Я сухо кивнул и покинул притон. С третьей попытки удалось поймать кэб; вскоре я уже смотрел в окно на удаляющуюся реку. Голова Лоррейн покоилась на моих коленях, иногда я убирал спутанные волосы с ее лица. Мне хотелось верить, что наркотик уже не действует и она просто спит. По крайней мере, она не кричала и – это главное – дышала. Я прижался к стеклу виском. Определенно, мне пора было делать что-то. Иначе из притонов скоро придется вытаскивать меня.
Я вспомнил, как мы впервые встретились – у тела ее сестры. Можно представить более располагающее к знакомству место? Если подумать, все наши встречи происходили при мерзких обстоятельствах. И почти всегда я говорил то, что не говорят леди. Подозреваемая. Помеха. Противник. Напарник. Теперь… что-то, чего я не понимал. Что-то с запахом корицы, вишневого табака, опиума. Опиума, доводящего до тошноты. Несущего смерть.
– Лори… – тихо произнес я.
В ледяном кэбе, в снегу не хватало солнца.
– Нельсон?..
Она шевельнулась. Приподняла голову, вцепилась мне в руку, цветасто выругалась.
– Какого черта, куда вы меня тащите?
Голос звучал глухо и хрипло. Определенно… солнечный луч проснулся не в лучшем расположении духа. И все-таки я улыбнулся вполне искренне.
– Живы.
– Конечно, я жива. – Она попыталась сесть, но упала назад. – Что могло со мной случиться?
– Учитывая, сколько вы выкурили?
– Три-четыре трубки, не больше. И я не собиралась возвращаться, вы…
Она осеклась. По остекленевшему взгляду я понял: что-то вспомнила. Подняв руку, потрогала шею, на которой темнел багровый, кровоточащий след. Не просто след. Рисунок.
– Она…
– Навещала вас. Да?
Теперь я старательно смотрел только в окно. Я ждал любого всплеска чувств: слезы, проклятья, новые отрицания. Но Лоррейн ответила ровно:
– Да. Я видела ее. Правда, еще я видела привидение или что-то вроде того, так что, может, я просто…
Я повернулся к ней. Продолжение угадывалось без труда.
–
Мы неотрывно смотрели друг на друга. Ее ресницы слабо дрогнули.
– Как вы назвали меня?
Я молчал. Она все-таки села, внимательно всматриваясь в мое лицо.
– Повторите?..
Слишком близко. Может, опиум, которым я надышался, давал о себе знать, но я только безмолвно, как околдованный, смотрел на ее сухие губы. И наконец, вместо того чтобы отодвинуться, просто закрыл глаза и повторил: «Лори».
Пальцы сжали мою руку. Погладили запястье, забираясь под манжету рубашки.
– Почему вы поехали за мной?
– Я виноват.
– Вас никогда это не волновало.
– Я боялся за вас.
Ее голос тут же обжег легкой насмешкой:
– Что я, как истинная наркоманка, да еще женщина, могла наделать глупостей?
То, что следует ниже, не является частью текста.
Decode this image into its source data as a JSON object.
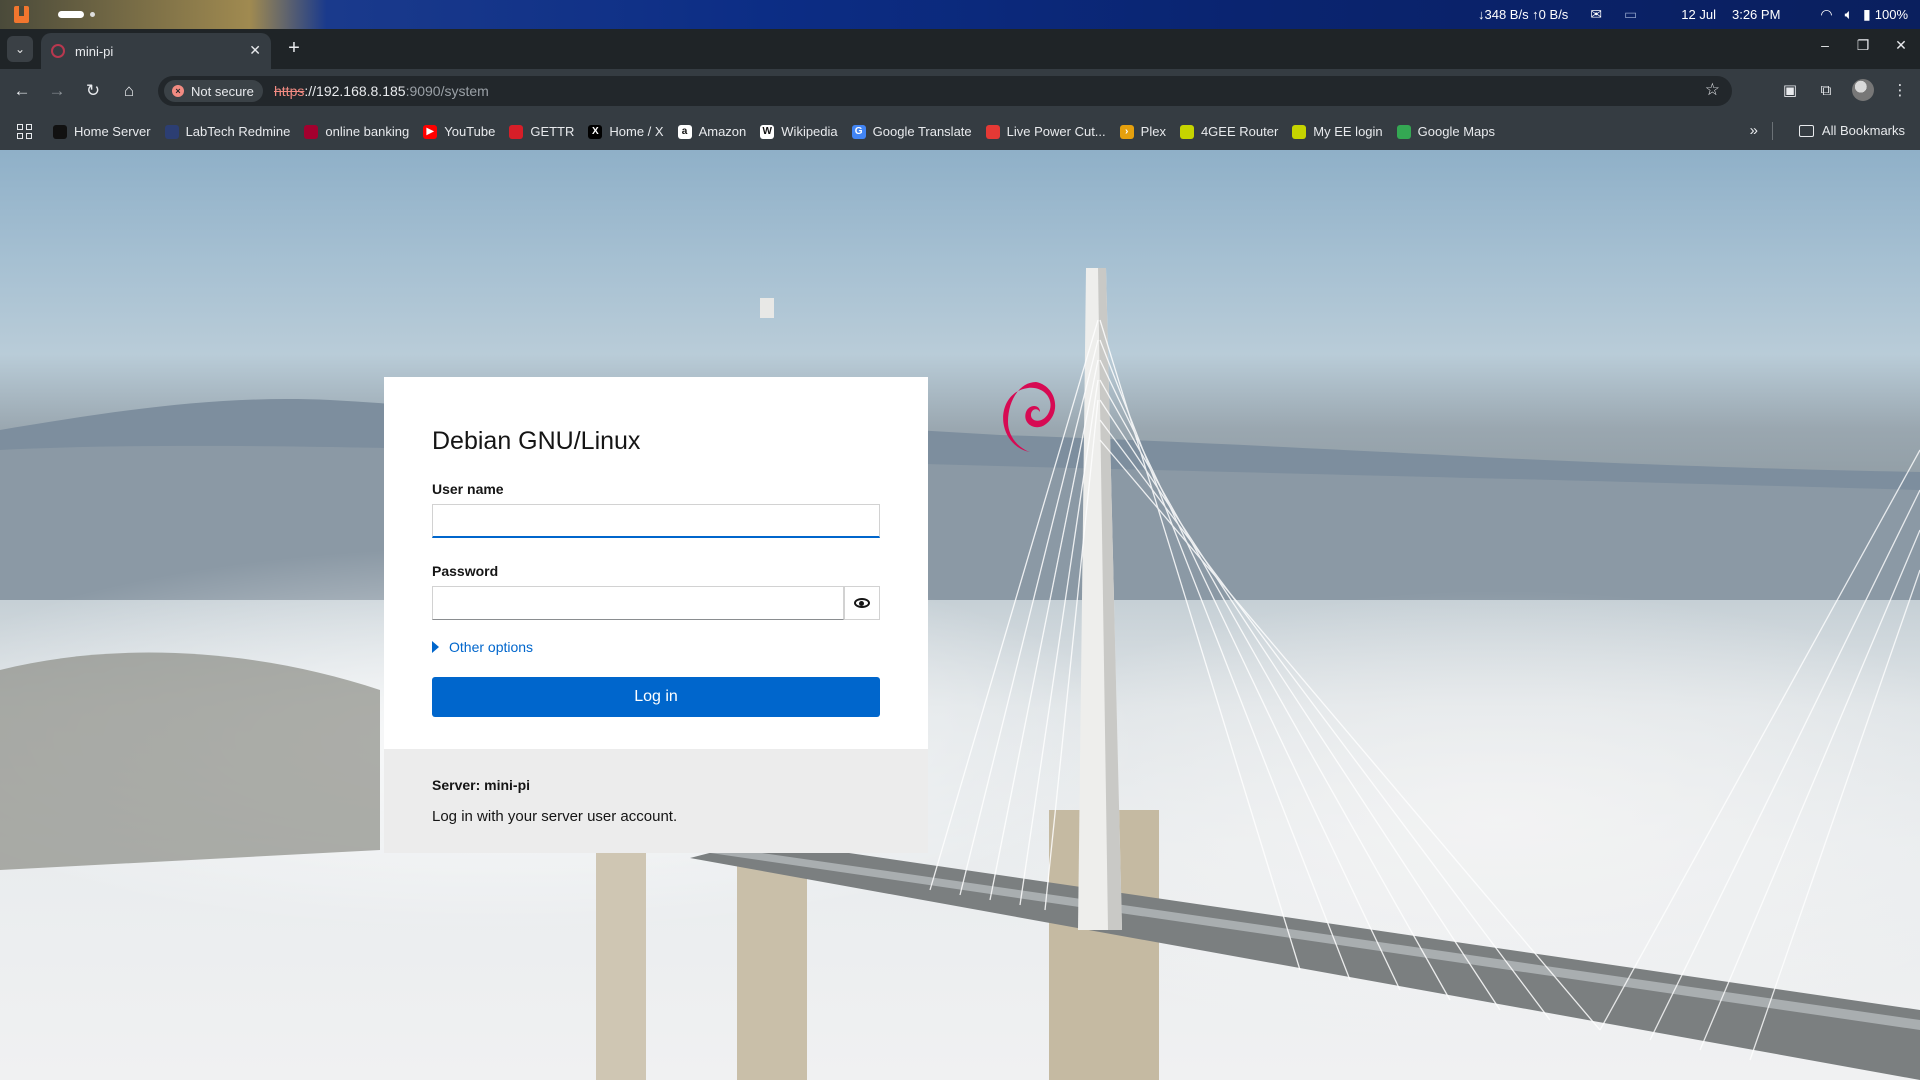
{
  "system_bar": {
    "net_speed": "↓348 B/s ↑0 B/s",
    "date": "12 Jul",
    "time": "3:26 PM",
    "battery": "100%",
    "icons": [
      "mail-icon",
      "clipboard-icon",
      "wifi-icon",
      "volume-icon",
      "battery-icon"
    ]
  },
  "browser": {
    "tab": {
      "title": "mini-pi"
    },
    "security_chip": "Not secure",
    "url": {
      "scheme": "https",
      "host": "://192.168.8.185",
      "rest": ":9090/system"
    },
    "bookmarks": [
      {
        "label": "Home Server",
        "color": "#111111",
        "glyph": ""
      },
      {
        "label": "LabTech Redmine",
        "color": "#2c3e73",
        "glyph": ""
      },
      {
        "label": "online banking",
        "color": "#a3002e",
        "glyph": ""
      },
      {
        "label": "YouTube",
        "color": "#ff0000",
        "glyph": "▶"
      },
      {
        "label": "GETTR",
        "color": "#d71e28",
        "glyph": ""
      },
      {
        "label": "Home / X",
        "color": "#000000",
        "glyph": "X"
      },
      {
        "label": "Amazon",
        "color": "#ffffff",
        "glyph": "a"
      },
      {
        "label": "Wikipedia",
        "color": "#ffffff",
        "glyph": "W"
      },
      {
        "label": "Google Translate",
        "color": "#4285f4",
        "glyph": "G"
      },
      {
        "label": "Live Power Cut...",
        "color": "#e53935",
        "glyph": ""
      },
      {
        "label": "Plex",
        "color": "#e5a00d",
        "glyph": "›"
      },
      {
        "label": "4GEE Router",
        "color": "#c6d400",
        "glyph": ""
      },
      {
        "label": "My EE login",
        "color": "#c6d400",
        "glyph": ""
      },
      {
        "label": "Google Maps",
        "color": "#34a853",
        "glyph": ""
      }
    ],
    "all_bookmarks": "All Bookmarks"
  },
  "login": {
    "brand": "Debian GNU/Linux",
    "username_label": "User name",
    "username_value": "",
    "password_label": "Password",
    "password_value": "",
    "other_options": "Other options",
    "login_button": "Log in",
    "server_label": "Server: mini-pi",
    "hint": "Log in with your server user account."
  },
  "colors": {
    "accent": "#0066cc",
    "debian_red": "#d70a53"
  }
}
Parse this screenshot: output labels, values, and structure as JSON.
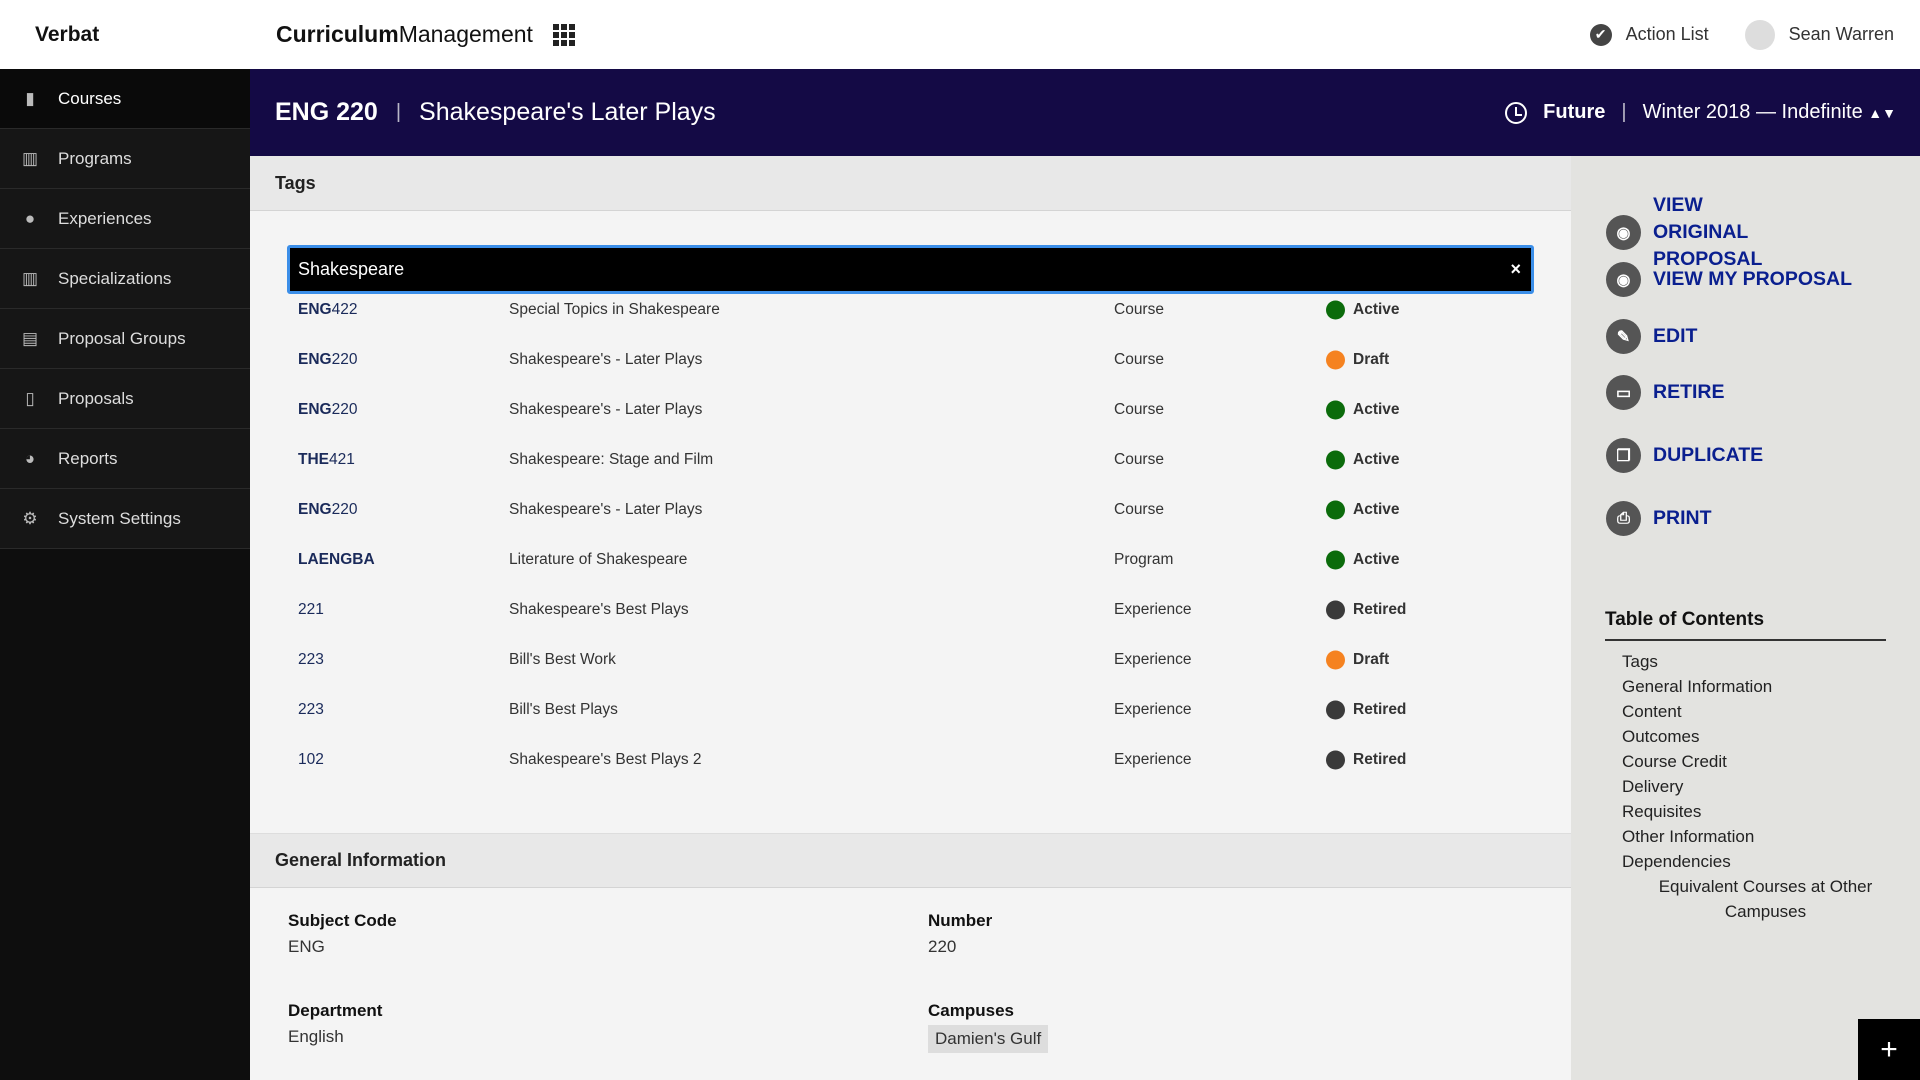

Я посмотрел на наши руки. Большим пальцем она гладила мою ладонь.
– Что вы могли пострадать, – твердо ответил я. – Я не должен был оставлять вас с этой правдой наедине. Я…
Она покачала головой и выпустила меня; отодвинувшись и закутавшись, прислонилась к спинке сидения.
– Но это моя правда. Я ее заслужила. И я выдержу.
Мне нечего было ответить, каждый сам выбирает свою битву. Некоторое время мы молчали, потом она с тяжелым вздохом произнесла:
– Я верила ей как себе. Она верила мне. Неужели она сошла с ума, Нельсон? Почему?
– Про многих сумасшедших можно сказать, что причина их безумия понятна?
– Почти ни про одного…
Стучали по мостовой лошадиные копыта, проплывали мимо блеклые постройки, падал снег, лепясь к стеклу. Лоррейн устало прикрыла глаза и замолчала.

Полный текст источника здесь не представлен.